Cette unité/fusion, ce « nous » porteur de refondation historique, ne pourra se construire qu’au travers des formes de « démocratie radicale » en sens propre : la multiplication de collectifs de résistance et de luttes autonomes, rassemblant largement touTEs celles et ceux qui confrontéEs à la domination du capital, n’ont plus d’avenir et désespèrent, salariés, chômeurs, précaires, alternatifs, paysans, artisans, petits commerçants, indépendants, chercheurs, artistes, etc. C’est dans ces creusets que se dessineront les bases de ce mouvement populaire, quand ces collectifs seront dans l’action - car l’action précède la conscience - dans chaque quartier, dans chaque village et dans chaque cage d’escalier. Ils prendront d’abord en main les problèmes concrets auxquels le « peuple » est confronté, sans se borner aux séquences exclusivement électoralistes, quel qu’en soient les modèles les plus innovants.
C’est ce « mouvement » qui permettra le dépassement de toutes les divisions imposées aux classes populaires par la dictature du capital et de l’impérialisme, de toutes les compromissions qu’ils imposent et offrent ainsi des espaces à l’extrême droite.
Les nouvelles gauches détestent les politiques institutionnelles et les jeunes détestent massivement les politiciens professionnels
La reconnaissance et le rapprochement avec les formes concrètes d’alternatives à caractères anti-capitalistes, qui foisonnent aujourd’hui, en dehors de tout processus électoral et donc, en dehors des structures politiques classiques est un enjeu tout aussi déterminant, qu’un improbable « succès » électoral.

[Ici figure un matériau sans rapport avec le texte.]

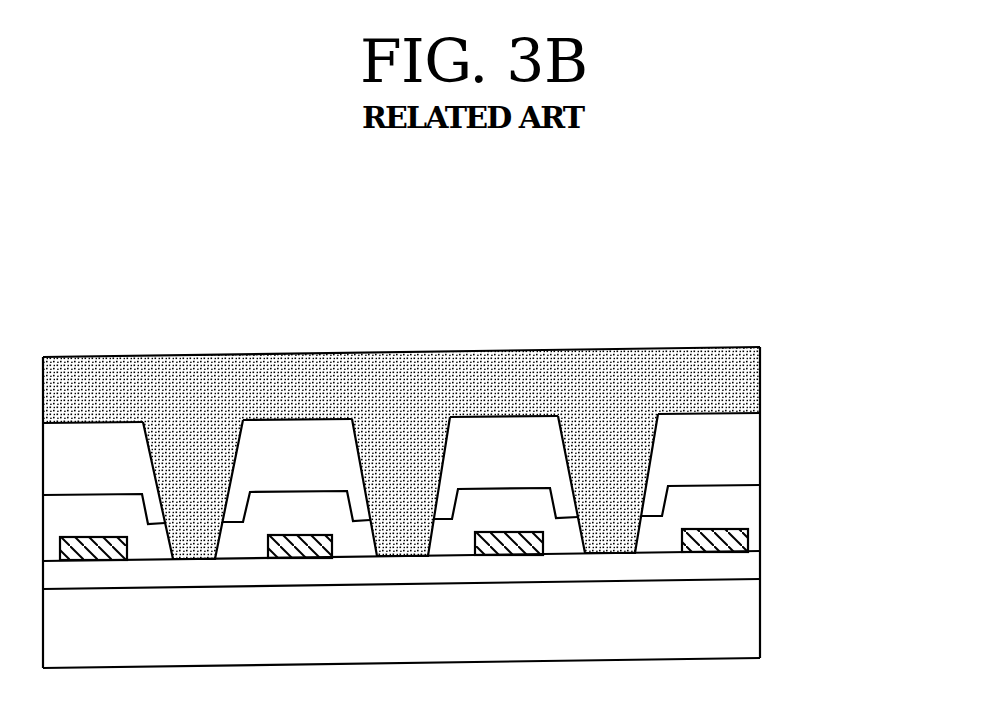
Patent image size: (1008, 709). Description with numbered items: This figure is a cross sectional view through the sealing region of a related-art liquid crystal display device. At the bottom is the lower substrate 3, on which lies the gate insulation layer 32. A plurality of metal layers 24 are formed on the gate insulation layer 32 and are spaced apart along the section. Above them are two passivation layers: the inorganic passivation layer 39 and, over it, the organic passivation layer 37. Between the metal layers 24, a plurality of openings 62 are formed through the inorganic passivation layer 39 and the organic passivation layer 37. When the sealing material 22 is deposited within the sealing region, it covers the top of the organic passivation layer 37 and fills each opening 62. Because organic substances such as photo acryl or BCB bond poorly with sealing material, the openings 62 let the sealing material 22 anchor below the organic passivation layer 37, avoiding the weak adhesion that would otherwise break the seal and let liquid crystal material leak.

The lower substrate 3 is at (755, 618).
The gate insulation layer 32 is at (753, 567).
The metal layers 24 is at (750, 541).
The inorganic passivation layer 39 is at (752, 499).
The organic passivation layer 37 is at (752, 452).
The sealing material 22 is at (750, 381).
The openings 62 is at (163, 467).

L’action politique se développe aussi et même surtout loin du champ clos de la politique institutionnelle et en dehors des campagnes électorales hallucinogènes. Sans les négliger, on n’ y engrangent que le travail qui a été fait avant, en dehors justement du temps électoral particulièrement stérile et mortifère. Ce fourmillement pose des problèmes d’orientations stratégiques nouvelles et ringardise définitivement toutes ces « organisations », dans lesquelles, il suffit de désigner le chef, car à la fin c’est lui qui décide. On ne leur fera pas le coup du "sauveur suprême".
Puisque nous sommes en période électorale « il faut malgré tout se poser la question de la manière d’en tirer le meilleur parti au regard de la poursuite de ses propres fins » : Une vaste mobilisation populaire avec des airs « d’indignados » qui nous manque tant pour imposer une « unité » populaire, avec ses comités de base autonomes, ouverts à toutes et à tous en mesure de dépasser par l’action collective « le dégoût que peut nous inspirer le fonctionnement du système électoral sous le régime de la manipulation médiatique de masse ». C’est à la constitution de ces comités « d’ union populaire » qui faut appeler sans attendre, c’est à eux de désigner leurs représentants à tous les niveaux avec des conditions de révocabilité qui ne leur permettraient pas de s’affranchir du contrôle de leurs mandantEs. C’est la seule façon de se débarrasser des logiques partisanes et personnelles qui poussent la majorité du peuple à l’abstention et à la résignation face au pire.